Frankfurt/Main - Der vor gut einer Woche in Frankfurt am Main mit seinem Begleiteter verhaftete jemenitische Geistliche soll nach Erkenntnis amerikanischer Sicherheitsbehörden mehrfach mit Osama bin Laden zusammengetroffen sein. Das berichtete am Samstag das Münchner Nachrichtenmagazin "Focus" vorab. Danach werfen US-Fahnder Scheich Mohammed Ali Hassan el Moajed außerdem vor, er sei zwischen 1997 und 2002 mehrfach mit Personen in den USA verabredet gewesen, um El Kaida und die palästinensische Hamas zu unterstützen.

Vorwürfe

El Moajed soll den Informationen zufolge Kämpfer rekrutiert, Waffen organisiert, Geld gesammelt und konspirative Kontakte hergestellt haben. Einen entsprechenden Haftbefehl habe ein US-Bundesgericht im Staat New York am 5. Jänner ausgefertigt, fünf Tage vor dem Zugriff in Deutschland.
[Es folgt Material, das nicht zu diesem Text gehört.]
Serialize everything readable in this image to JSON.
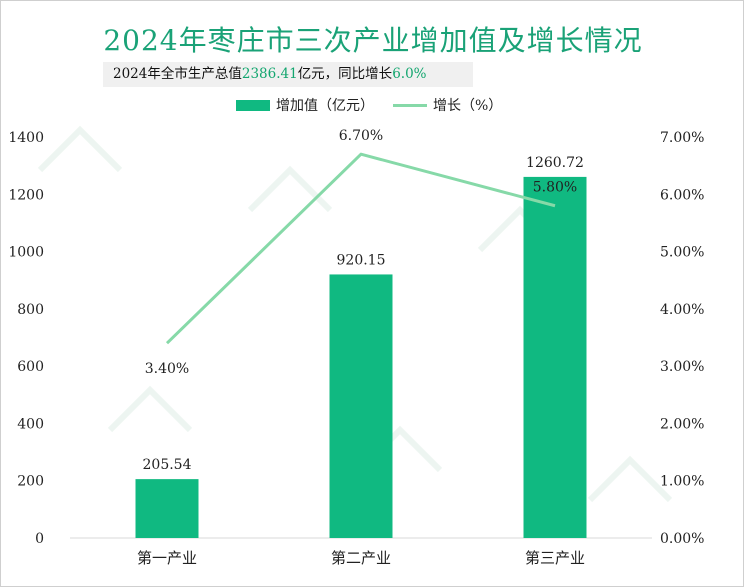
{
  "title": "2024年枣庄市三次产业增加值及增长情况",
  "subtitle": {
    "prefix": "2024年全市生产总值",
    "gdp_value": "2386.41",
    "middle": "亿元，同比增长",
    "growth_value": "6.0%"
  },
  "legend": {
    "bar_label": "增加值（亿元）",
    "line_label": "增长（%）"
  },
  "colors": {
    "bar": "#10b981",
    "line": "#86d9a8",
    "title": "#1aa277"
  },
  "chart_data": {
    "type": "bar",
    "categories": [
      "第一产业",
      "第二产业",
      "第三产业"
    ],
    "series": [
      {
        "name": "增加值（亿元）",
        "type": "bar",
        "axis": "left",
        "values": [
          205.54,
          920.15,
          1260.72
        ],
        "labels": [
          "205.54",
          "920.15",
          "1260.72"
        ]
      },
      {
        "name": "增长（%）",
        "type": "line",
        "axis": "right",
        "values": [
          3.4,
          6.7,
          5.8
        ],
        "labels": [
          "3.40%",
          "6.70%",
          "5.80%"
        ]
      }
    ],
    "y_left": {
      "min": 0,
      "max": 1400,
      "ticks": [
        0,
        200,
        400,
        600,
        800,
        1000,
        1200,
        1400
      ],
      "tick_labels": [
        "0",
        "200",
        "400",
        "600",
        "800",
        "1000",
        "1200",
        "1400"
      ]
    },
    "y_right": {
      "min": 0,
      "max": 7,
      "ticks": [
        0,
        1,
        2,
        3,
        4,
        5,
        6,
        7
      ],
      "tick_labels": [
        "0.00%",
        "1.00%",
        "2.00%",
        "3.00%",
        "4.00%",
        "5.00%",
        "6.00%",
        "7.00%"
      ]
    },
    "grid": false,
    "legend_position": "top"
  }
}
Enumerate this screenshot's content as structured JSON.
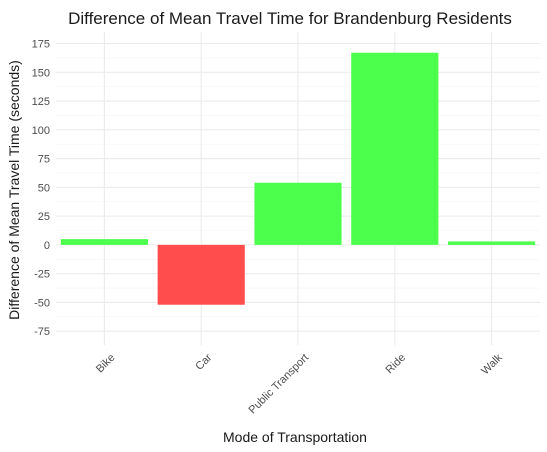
{
  "chart_data": {
    "type": "bar",
    "title": "Difference of Mean Travel Time for Brandenburg Residents",
    "xlabel": "Mode of Transportation",
    "ylabel": "Difference of Mean Travel Time (seconds)",
    "categories": [
      "Bike",
      "Car",
      "Public Transport",
      "Ride",
      "Walk"
    ],
    "values": [
      5,
      -52,
      54,
      167,
      3
    ],
    "ylim": [
      -87,
      185
    ],
    "yticks": [
      -75,
      -50,
      -25,
      0,
      25,
      50,
      75,
      100,
      125,
      150,
      175
    ],
    "ytick_labels": [
      "-75",
      "-50",
      "-25",
      "0",
      "25",
      "50",
      "75",
      "100",
      "125",
      "150",
      "175"
    ],
    "grid": true,
    "colors": {
      "positive": "#4dff4d",
      "negative": "#ff4d4d",
      "grid_major": "#ebebeb",
      "grid_minor": "#f5f5f5"
    }
  }
}
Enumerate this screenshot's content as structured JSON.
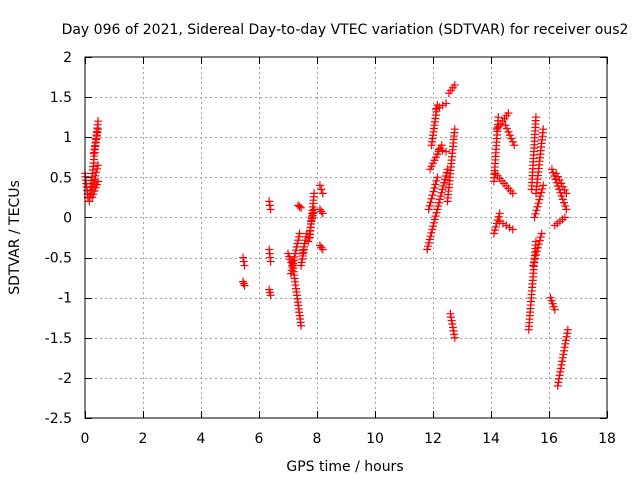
{
  "chart_data": {
    "type": "scatter",
    "title": "Day 096 of 2021, Sidereal Day-to-day VTEC variation (SDTVAR) for receiver ous2",
    "xlabel": "GPS time / hours",
    "ylabel": "SDTVAR / TECUs",
    "xlim": [
      0,
      18
    ],
    "ylim": [
      -2.5,
      2
    ],
    "xticks": [
      0,
      2,
      4,
      6,
      8,
      10,
      12,
      14,
      16,
      18
    ],
    "yticks": [
      2,
      1.5,
      1,
      0.5,
      0,
      -0.5,
      -1,
      -1.5,
      -2,
      -2.5
    ],
    "xtick_labels": [
      "0",
      "2",
      "4",
      "6",
      "8",
      "10",
      "12",
      "14",
      "16",
      "18"
    ],
    "ytick_labels": [
      "2",
      "1.5",
      "1",
      "0.5",
      "0",
      "-0.5",
      "-1",
      "-1.5",
      "-2",
      "-2.5"
    ],
    "grid": true,
    "marker": "+",
    "color": "#ff0000",
    "series": [
      {
        "name": "SDTVAR",
        "segments": [
          {
            "x": [
              0.0,
              0.1
            ],
            "y": [
              0.55,
              0.25
            ]
          },
          {
            "x": [
              0.15,
              0.45
            ],
            "y": [
              0.2,
              1.2
            ]
          },
          {
            "x": [
              0.2,
              0.45
            ],
            "y": [
              0.3,
              0.65
            ]
          },
          {
            "x": [
              0.25,
              0.45
            ],
            "y": [
              0.25,
              0.45
            ]
          },
          {
            "x": [
              0.3,
              0.45
            ],
            "y": [
              0.8,
              1.1
            ]
          },
          {
            "x": [
              5.45,
              5.5
            ],
            "y": [
              -0.5,
              -0.6
            ]
          },
          {
            "x": [
              5.45,
              5.5
            ],
            "y": [
              -0.8,
              -0.85
            ]
          },
          {
            "x": [
              6.35,
              6.4
            ],
            "y": [
              0.2,
              0.1
            ]
          },
          {
            "x": [
              6.35,
              6.4
            ],
            "y": [
              -0.4,
              -0.55
            ]
          },
          {
            "x": [
              6.35,
              6.4
            ],
            "y": [
              -0.9,
              -0.97
            ]
          },
          {
            "x": [
              7.0,
              7.15
            ],
            "y": [
              -0.45,
              -0.6
            ]
          },
          {
            "x": [
              7.15,
              7.45
            ],
            "y": [
              -0.55,
              -1.35
            ]
          },
          {
            "x": [
              7.1,
              7.4
            ],
            "y": [
              -0.7,
              -0.2
            ]
          },
          {
            "x": [
              7.35,
              7.45
            ],
            "y": [
              0.15,
              0.12
            ]
          },
          {
            "x": [
              7.45,
              7.55
            ],
            "y": [
              -0.6,
              -0.4
            ]
          },
          {
            "x": [
              7.5,
              7.65
            ],
            "y": [
              -0.45,
              -0.2
            ]
          },
          {
            "x": [
              7.7,
              7.85
            ],
            "y": [
              -0.3,
              0.05
            ]
          },
          {
            "x": [
              7.75,
              7.9
            ],
            "y": [
              -0.25,
              0.3
            ]
          },
          {
            "x": [
              7.8,
              7.9
            ],
            "y": [
              -0.05,
              0.1
            ]
          },
          {
            "x": [
              8.1,
              8.2
            ],
            "y": [
              0.4,
              0.3
            ]
          },
          {
            "x": [
              8.1,
              8.2
            ],
            "y": [
              0.1,
              0.05
            ]
          },
          {
            "x": [
              8.1,
              8.2
            ],
            "y": [
              -0.35,
              -0.4
            ]
          },
          {
            "x": [
              11.8,
              12.5
            ],
            "y": [
              -0.4,
              0.6
            ]
          },
          {
            "x": [
              11.85,
              12.15
            ],
            "y": [
              0.1,
              0.5
            ]
          },
          {
            "x": [
              11.9,
              12.3
            ],
            "y": [
              0.6,
              0.9
            ]
          },
          {
            "x": [
              11.95,
              12.15
            ],
            "y": [
              0.9,
              1.4
            ]
          },
          {
            "x": [
              12.1,
              12.45
            ],
            "y": [
              1.35,
              1.42
            ]
          },
          {
            "x": [
              12.2,
              12.45
            ],
            "y": [
              0.85,
              0.82
            ]
          },
          {
            "x": [
              12.5,
              12.75
            ],
            "y": [
              0.2,
              1.1
            ]
          },
          {
            "x": [
              12.55,
              12.75
            ],
            "y": [
              1.55,
              1.65
            ]
          },
          {
            "x": [
              12.6,
              12.75
            ],
            "y": [
              -1.2,
              -1.5
            ]
          },
          {
            "x": [
              14.1,
              14.3
            ],
            "y": [
              -0.2,
              0.05
            ]
          },
          {
            "x": [
              14.1,
              14.25
            ],
            "y": [
              0.45,
              1.25
            ]
          },
          {
            "x": [
              14.15,
              14.75
            ],
            "y": [
              0.55,
              0.3
            ]
          },
          {
            "x": [
              14.2,
              14.6
            ],
            "y": [
              1.1,
              1.3
            ]
          },
          {
            "x": [
              14.3,
              14.75
            ],
            "y": [
              -0.05,
              -0.15
            ]
          },
          {
            "x": [
              14.5,
              14.8
            ],
            "y": [
              1.15,
              0.9
            ]
          },
          {
            "x": [
              15.3,
              15.55
            ],
            "y": [
              -1.4,
              -0.3
            ]
          },
          {
            "x": [
              15.4,
              15.55
            ],
            "y": [
              0.35,
              1.25
            ]
          },
          {
            "x": [
              15.45,
              15.75
            ],
            "y": [
              -0.6,
              -0.2
            ]
          },
          {
            "x": [
              15.5,
              15.8
            ],
            "y": [
              0.0,
              0.4
            ]
          },
          {
            "x": [
              15.55,
              15.8
            ],
            "y": [
              0.3,
              1.1
            ]
          },
          {
            "x": [
              16.05,
              16.2
            ],
            "y": [
              -1.0,
              -1.15
            ]
          },
          {
            "x": [
              16.1,
              16.6
            ],
            "y": [
              0.6,
              0.1
            ]
          },
          {
            "x": [
              16.2,
              16.55
            ],
            "y": [
              -0.1,
              0.0
            ]
          },
          {
            "x": [
              16.25,
              16.6
            ],
            "y": [
              0.55,
              0.3
            ]
          },
          {
            "x": [
              16.3,
              16.65
            ],
            "y": [
              -2.1,
              -1.4
            ]
          }
        ]
      }
    ]
  }
}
Die beiden Jemeniten waren bei ihrer Verhaftung von den US-Behörden offenbar gezielt in eine Falle gelockt worden. Ein Landsmann habe mit den beiden ein Treffen in Deutschland verabredet, um ihnen zwei wohlhabende muslimische Geschäftsleute vorzustellen, die angeblich großzügig spenden wollten, berichtete der "Spiegel". Bei den Geschäftsleuten soll es sich um zwei US-Agenten gehandelt haben.

Entgegen anderen Berichten soll es sich laut "Focus" bei der in Aussicht gestellten Spende nicht um einen Millionenbetrag, sondern um eine monatliche Zahlung von insgesamt mehreren tausend Dollar gehandelt haben. Gegenüber ihren Anwälten hätten die beiden Festgenommenen ihre Unschuld beteuert. El Moajed habe sich von Bin Laden nach dessen Hinwendung zum internationalen Terrorismus distanziert und dies seinen Gesprächspartnern im Hotel auch deutlich gemacht, schreibt das Magazin unter Berufung auf den Begleiter des inzwischen Festgenommenen.

Auslieferung

Die beiden Jemeniten befinden sich auf Ersuchen der USA inzwischen in vorläufiger Auslieferungshaft. Über eine Auslieferung in die USA wird nun voraussichtlich innerhalb der nächsten 60 Tage entschieden.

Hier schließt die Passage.